I think this will work. If you start with '', it won't go into the while loop, and you'll just return 0.

function getStringLength(string) {
  var idx = 0;
  while (string[idx] !== undefined) {
    idx += 1;
  }
  return idx;
}

Upvotes: 0

dwedgeworth
dwedgeworth

Reputation: 1

function stringLength(str) {
  var count = 0;
  var index = 0;

  while(string[index] !== undefined){
    count += 1;
    index += 1;
  }
  return count;
}

Upvotes: 0

guest271314
guest271314

Reputation: 1

The briefest have been able to achieve so far using Object.keys(), Array.prototype.pop() and checking for empty string. Approach could probably be improved further.
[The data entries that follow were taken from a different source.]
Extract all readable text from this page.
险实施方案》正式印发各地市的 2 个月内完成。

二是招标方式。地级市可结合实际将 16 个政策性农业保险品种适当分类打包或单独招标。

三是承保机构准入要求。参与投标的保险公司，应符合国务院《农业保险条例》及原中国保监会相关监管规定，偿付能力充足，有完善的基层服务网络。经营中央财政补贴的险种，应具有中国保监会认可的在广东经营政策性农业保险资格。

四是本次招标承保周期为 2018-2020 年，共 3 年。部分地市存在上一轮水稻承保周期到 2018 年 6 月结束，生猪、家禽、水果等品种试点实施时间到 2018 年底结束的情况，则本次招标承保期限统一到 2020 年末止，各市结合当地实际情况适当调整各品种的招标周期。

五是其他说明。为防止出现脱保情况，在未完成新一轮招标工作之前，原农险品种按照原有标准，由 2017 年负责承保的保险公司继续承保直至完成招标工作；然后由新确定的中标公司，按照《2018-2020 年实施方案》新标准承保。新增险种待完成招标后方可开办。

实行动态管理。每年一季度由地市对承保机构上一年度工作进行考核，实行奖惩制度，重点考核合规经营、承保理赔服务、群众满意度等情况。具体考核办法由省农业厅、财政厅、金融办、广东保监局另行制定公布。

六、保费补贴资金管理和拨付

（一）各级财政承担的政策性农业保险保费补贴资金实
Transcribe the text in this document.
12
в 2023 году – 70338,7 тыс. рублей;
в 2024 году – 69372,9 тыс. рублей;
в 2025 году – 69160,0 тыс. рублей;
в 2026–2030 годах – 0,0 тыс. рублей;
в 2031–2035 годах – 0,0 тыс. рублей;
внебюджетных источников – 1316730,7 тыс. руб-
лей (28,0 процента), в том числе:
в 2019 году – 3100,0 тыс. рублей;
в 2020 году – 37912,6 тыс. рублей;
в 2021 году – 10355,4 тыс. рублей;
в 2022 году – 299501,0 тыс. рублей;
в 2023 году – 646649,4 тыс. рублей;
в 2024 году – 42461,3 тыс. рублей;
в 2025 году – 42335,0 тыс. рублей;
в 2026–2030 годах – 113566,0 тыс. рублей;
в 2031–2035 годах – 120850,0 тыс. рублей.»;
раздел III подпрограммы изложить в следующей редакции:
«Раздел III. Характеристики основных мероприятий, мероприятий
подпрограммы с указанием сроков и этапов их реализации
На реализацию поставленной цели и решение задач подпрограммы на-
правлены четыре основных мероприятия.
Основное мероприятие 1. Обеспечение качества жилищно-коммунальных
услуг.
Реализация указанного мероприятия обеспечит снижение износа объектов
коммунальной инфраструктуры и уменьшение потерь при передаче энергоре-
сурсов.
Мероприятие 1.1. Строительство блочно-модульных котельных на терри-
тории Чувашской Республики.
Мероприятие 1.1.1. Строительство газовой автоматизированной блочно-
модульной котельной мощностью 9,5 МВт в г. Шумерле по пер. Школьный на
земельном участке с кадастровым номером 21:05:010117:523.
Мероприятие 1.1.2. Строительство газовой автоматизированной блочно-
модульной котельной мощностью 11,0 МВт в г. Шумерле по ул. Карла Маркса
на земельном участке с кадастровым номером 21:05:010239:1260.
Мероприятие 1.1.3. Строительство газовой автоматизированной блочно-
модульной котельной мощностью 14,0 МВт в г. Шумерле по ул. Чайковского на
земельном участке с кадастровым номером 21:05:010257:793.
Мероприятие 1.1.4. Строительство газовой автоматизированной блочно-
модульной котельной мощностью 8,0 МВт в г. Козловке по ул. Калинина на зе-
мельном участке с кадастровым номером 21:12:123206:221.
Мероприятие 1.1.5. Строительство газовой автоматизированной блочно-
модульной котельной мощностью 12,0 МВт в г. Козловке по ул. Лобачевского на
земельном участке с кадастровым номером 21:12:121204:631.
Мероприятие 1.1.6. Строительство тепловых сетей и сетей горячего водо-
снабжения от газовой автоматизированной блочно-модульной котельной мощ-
var len = str === "" ? 0 : +Object.keys(str).pop()+1;

@nnnnnnn utilizes the two methods at above far exceeding the initial attempt in brevity and addressing case of empty string.

var len = +Object.keys(str+' ').pop();

Upvotes: 1

guest271314
guest271314

Reputation: 1

You can use spread element, Array.prototype.keys() iterator, Array.prototype.pop()

var str = "abc";
var len = [...[0,...str].keys()].pop();
console.log(len, str.length);

Upvotes: 1

cpugourou
cpugourou

Reputation: 781

You could use array.length so you answer the question not using the native string.length.

var Str = "Hello world!";
const CountAr = Str.split("").length;
console.log(CountAr);
/*12*/

Upvotes: 0

user3329290
user3329290

Reputation:

One way would be iterating through a split string like so:

var count = 0;
Array.from("string here".split("")).forEach(function(){count++});

Tip from Marko below in the comments to use the reduce function to shorten it to:

var count = Array.from("string here".split("")).reduce(function(count){return count+1}, 0);

Upvotes: 0

nnnnnn
nnnnnn

Reputation: 150010

You can loop over the string, testing to see whether there is a non-undefined value at each index (as soon as you get an undefined value you've run past the end of the string):

function strLength(s) {
  var length = 0;
  while (s[length] !== undefined)
    length++;
  return length;
}

console.log(strLength("Hello")); // 5
console.log(strLength("")); // 0

(I'm assuming that if you're not allowed to use the native string .length property that you probably shouldn't use the array .length property either with str.split("").length...)

Upvotes: 16

Andrew Willems
Andrew Willems

Reputation: 12458

Given that this is a practice problem, I suspect the OP may not want ES6/ES2015, but, just in case that's an option, and/or for whoever else is looking at this, here's a concise modern approach:

const str = "Hello world!";

console.log([...str].reduce(a => a+1, 0));

(When I posted this, no other answer had proposed this solution. However, I had missed the fact that @MarkoGrešak had essentially proposed this exact solution in a comment to another question.)